LIAM Neeson this week has demonstrated how an actor, after enjoying success for nearly 50 years, can put his career in jeopardy one statement.

This week the star declared that he once went out in the hope to harm a randomly selected black man after he learned his friend had been raped by a black man. The 'Taken' star said he: "Went out deliberately into black areas in the city looking to be set upon so that I could unleash physical violence"

Now he seems baffled that the response has not been overwhelmingly positive.

While I realize that finding out news like that would be confusing and incredibly difficult, and I am glad he did seek help eventually, I still find his angle hard to understand. If she had been raped by a white man would he have felt the need to bring race into it?

Should we forgive Liam Neeson? He insists now that he is not racist and that the act was carried out in frenzy of frantic rage. Some are applauding his honesty and for talking about an extremely difficult time. Does it really get more racist or stupid than attaching an atrocious act to the race of the perpetrator and seeking revenge on a person who had nothing to do with it? Can doing this be excused by trauma?

I do not think this is the reaction of a normal person, anyone would be angry, but most people's impulse would be to support their friend, the victim and put them first.

I often wonder whether celebrities should just shut up and enjoy being rich and loved. They will never have to worry about things like getting on the property ladder or running out of data, so they get bored and need to think of things to tell everyone about.
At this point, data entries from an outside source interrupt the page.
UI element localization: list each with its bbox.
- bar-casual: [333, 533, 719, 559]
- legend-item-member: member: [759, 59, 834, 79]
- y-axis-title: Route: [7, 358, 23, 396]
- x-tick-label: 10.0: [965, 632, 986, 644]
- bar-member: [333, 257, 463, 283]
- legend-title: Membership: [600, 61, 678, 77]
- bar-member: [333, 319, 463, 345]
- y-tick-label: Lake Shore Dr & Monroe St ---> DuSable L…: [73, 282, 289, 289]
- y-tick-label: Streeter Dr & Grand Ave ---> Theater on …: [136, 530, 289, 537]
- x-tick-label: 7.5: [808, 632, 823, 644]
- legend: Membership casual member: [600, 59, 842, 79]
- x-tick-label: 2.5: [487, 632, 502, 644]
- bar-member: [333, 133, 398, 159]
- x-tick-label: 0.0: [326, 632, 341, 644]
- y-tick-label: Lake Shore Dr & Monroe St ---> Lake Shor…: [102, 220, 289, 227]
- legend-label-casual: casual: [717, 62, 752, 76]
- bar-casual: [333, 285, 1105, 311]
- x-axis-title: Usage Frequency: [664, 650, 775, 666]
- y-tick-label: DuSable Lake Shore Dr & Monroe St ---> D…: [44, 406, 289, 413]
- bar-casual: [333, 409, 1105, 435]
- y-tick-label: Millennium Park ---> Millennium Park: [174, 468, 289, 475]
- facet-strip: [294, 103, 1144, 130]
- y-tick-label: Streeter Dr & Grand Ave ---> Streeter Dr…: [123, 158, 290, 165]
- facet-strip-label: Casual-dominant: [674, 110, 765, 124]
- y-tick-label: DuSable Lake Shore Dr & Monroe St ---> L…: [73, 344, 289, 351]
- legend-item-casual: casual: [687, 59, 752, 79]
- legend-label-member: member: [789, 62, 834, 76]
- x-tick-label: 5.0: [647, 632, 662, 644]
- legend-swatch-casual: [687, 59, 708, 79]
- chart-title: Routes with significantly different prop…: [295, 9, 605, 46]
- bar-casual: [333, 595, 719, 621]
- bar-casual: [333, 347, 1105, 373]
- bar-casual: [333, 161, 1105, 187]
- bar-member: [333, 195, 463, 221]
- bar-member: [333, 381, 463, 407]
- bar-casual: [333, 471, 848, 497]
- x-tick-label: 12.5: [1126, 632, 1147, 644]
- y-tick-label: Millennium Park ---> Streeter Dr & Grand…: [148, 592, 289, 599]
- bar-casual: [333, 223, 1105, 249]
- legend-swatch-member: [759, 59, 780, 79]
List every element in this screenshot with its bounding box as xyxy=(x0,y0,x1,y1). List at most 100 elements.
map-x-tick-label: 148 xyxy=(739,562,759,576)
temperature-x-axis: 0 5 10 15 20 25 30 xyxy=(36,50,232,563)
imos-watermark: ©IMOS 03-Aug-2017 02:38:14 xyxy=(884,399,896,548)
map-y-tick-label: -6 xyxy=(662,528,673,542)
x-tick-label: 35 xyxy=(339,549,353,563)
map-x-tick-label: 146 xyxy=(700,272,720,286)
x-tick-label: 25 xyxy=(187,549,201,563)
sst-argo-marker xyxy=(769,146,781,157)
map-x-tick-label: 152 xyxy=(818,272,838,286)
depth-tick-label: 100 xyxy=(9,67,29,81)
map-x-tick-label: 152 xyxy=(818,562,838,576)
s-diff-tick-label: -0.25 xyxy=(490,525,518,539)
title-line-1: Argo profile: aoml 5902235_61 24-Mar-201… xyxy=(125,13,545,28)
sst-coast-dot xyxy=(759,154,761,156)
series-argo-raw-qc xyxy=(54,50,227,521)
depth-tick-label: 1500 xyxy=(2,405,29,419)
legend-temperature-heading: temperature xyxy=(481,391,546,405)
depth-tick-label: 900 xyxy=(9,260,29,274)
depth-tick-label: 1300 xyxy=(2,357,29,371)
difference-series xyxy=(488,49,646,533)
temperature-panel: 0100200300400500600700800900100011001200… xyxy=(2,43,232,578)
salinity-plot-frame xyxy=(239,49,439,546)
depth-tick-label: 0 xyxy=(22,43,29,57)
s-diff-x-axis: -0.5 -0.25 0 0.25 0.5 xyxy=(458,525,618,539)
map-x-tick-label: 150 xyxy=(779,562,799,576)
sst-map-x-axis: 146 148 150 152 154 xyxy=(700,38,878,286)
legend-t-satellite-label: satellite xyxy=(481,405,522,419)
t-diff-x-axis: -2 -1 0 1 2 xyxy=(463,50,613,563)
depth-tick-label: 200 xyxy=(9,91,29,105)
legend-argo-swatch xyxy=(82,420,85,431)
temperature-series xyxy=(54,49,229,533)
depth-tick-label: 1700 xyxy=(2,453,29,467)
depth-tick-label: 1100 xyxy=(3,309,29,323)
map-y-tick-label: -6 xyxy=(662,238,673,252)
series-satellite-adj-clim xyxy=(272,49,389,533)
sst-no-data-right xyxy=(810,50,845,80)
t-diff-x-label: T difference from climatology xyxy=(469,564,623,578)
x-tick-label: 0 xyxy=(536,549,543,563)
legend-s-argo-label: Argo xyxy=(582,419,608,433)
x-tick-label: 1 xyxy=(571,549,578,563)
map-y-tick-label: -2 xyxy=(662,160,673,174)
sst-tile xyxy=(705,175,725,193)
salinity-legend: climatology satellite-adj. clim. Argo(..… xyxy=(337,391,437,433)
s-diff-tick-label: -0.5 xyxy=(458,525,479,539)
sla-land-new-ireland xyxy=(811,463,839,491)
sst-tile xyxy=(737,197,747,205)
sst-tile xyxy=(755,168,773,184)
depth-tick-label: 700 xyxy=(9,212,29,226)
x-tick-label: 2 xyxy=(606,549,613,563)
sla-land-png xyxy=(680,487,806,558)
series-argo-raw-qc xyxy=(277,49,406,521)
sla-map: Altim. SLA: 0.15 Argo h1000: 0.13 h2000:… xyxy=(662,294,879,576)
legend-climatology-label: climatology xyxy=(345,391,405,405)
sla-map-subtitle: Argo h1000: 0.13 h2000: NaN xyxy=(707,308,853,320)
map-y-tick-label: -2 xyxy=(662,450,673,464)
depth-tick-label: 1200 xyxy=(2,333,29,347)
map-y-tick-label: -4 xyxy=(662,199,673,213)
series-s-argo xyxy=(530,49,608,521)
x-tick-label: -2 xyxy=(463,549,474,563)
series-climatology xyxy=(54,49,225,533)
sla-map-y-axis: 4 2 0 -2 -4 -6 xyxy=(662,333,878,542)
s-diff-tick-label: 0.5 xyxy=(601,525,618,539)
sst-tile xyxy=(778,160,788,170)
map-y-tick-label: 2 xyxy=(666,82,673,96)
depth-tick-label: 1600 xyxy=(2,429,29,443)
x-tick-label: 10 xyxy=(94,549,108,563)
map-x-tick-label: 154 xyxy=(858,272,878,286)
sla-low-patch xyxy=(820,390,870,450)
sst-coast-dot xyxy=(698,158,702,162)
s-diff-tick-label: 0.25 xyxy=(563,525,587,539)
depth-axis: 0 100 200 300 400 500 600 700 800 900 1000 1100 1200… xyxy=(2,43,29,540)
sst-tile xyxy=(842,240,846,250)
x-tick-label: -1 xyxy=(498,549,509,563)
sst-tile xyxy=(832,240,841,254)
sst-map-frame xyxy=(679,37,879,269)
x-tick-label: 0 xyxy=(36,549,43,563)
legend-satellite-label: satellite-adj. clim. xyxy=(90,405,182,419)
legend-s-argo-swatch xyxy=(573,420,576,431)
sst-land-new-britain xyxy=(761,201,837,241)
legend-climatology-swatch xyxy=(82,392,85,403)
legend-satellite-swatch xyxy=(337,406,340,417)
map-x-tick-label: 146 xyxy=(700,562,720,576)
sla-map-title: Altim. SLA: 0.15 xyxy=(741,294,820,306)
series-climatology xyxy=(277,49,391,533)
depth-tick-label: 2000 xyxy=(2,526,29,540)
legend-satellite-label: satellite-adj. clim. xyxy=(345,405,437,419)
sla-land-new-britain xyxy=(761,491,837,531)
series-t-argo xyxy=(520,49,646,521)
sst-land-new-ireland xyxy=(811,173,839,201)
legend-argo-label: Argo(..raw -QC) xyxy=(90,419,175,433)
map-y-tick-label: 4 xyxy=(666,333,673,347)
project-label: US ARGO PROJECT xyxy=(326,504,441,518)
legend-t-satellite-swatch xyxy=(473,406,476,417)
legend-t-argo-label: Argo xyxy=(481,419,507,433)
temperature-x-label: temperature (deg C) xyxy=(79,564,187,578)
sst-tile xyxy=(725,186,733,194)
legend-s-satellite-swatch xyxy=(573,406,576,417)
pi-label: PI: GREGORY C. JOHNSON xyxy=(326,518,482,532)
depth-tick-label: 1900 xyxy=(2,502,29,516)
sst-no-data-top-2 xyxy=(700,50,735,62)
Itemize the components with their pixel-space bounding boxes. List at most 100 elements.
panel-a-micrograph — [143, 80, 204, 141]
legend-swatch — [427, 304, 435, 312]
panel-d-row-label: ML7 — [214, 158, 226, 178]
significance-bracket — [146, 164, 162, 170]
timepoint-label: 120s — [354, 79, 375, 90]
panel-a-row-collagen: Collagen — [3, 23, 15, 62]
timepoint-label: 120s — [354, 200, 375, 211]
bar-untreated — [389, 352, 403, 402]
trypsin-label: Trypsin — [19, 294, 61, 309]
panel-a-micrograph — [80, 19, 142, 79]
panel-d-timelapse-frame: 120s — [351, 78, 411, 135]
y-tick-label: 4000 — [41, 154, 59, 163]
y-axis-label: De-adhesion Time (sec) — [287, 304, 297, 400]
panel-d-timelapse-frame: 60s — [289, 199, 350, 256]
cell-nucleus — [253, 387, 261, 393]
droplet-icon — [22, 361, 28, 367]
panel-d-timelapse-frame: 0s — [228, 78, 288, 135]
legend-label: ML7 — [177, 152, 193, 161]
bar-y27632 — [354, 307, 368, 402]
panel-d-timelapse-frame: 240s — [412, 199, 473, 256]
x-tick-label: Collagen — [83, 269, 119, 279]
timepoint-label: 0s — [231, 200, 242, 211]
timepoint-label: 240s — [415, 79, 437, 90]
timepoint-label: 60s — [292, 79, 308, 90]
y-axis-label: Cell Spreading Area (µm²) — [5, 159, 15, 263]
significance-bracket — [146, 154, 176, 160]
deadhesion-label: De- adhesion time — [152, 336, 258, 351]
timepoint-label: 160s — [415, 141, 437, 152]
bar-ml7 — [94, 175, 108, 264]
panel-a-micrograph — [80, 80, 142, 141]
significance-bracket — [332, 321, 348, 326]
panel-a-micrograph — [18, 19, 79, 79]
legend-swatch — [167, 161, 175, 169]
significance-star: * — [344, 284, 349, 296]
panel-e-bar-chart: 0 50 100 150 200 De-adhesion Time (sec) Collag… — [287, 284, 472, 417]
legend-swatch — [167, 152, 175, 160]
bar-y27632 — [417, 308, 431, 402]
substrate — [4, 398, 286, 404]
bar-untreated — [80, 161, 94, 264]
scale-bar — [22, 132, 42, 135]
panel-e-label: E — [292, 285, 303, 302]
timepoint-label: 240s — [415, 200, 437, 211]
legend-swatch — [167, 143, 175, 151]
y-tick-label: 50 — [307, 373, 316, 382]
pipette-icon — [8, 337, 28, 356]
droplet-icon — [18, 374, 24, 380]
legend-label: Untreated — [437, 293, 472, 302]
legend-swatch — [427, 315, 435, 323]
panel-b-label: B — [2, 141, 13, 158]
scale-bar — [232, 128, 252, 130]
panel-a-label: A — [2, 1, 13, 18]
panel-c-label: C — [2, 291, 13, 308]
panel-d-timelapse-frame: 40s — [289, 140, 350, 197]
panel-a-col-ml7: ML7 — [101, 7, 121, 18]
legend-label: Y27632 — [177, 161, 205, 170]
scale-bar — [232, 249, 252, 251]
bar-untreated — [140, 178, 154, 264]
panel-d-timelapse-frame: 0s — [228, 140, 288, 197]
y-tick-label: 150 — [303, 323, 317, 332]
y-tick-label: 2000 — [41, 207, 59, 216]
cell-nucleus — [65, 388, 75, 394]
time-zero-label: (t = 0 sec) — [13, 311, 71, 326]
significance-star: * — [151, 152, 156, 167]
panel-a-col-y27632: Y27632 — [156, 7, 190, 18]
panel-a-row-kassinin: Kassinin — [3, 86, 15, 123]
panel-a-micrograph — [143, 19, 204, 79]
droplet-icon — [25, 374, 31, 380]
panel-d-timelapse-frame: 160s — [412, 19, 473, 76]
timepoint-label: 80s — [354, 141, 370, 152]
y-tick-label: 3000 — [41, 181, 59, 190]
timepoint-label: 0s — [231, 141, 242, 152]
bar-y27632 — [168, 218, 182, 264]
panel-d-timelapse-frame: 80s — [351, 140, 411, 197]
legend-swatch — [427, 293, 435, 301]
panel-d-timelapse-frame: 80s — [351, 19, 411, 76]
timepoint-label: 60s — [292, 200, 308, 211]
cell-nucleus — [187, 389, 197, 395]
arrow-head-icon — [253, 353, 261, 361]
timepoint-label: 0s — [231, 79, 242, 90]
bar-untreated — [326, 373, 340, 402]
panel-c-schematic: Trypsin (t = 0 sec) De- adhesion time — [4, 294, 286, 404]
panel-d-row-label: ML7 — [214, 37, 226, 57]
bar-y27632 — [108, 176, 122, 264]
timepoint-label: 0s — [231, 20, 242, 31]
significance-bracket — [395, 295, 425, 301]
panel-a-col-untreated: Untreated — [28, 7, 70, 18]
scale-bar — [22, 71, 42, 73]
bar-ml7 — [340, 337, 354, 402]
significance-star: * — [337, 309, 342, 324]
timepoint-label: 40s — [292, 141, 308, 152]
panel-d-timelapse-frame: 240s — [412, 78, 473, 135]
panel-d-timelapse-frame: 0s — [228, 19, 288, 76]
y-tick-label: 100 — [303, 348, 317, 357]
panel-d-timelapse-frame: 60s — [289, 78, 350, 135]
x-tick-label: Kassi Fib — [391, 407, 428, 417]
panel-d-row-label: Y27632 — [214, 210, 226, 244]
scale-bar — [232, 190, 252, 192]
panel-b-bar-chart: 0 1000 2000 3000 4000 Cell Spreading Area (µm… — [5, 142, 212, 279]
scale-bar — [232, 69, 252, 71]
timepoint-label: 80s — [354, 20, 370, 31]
Many seem to feel the only way to stay relevant in this day and age is to appoint themself the mouth piece of a shocking political cause, from Whoopi Goldberg to, Lorde, perhaps it is a by product of their extremely over inflated sense of self importance mixed with the twittermageddon taking over the world and making it only too easy to share ones views on everything.

However Neeson was being interviewed about his motivation for a role in a film at the time of the confession, so one could argue it was relevant.

But not every opinion and piece of personal information is necessary.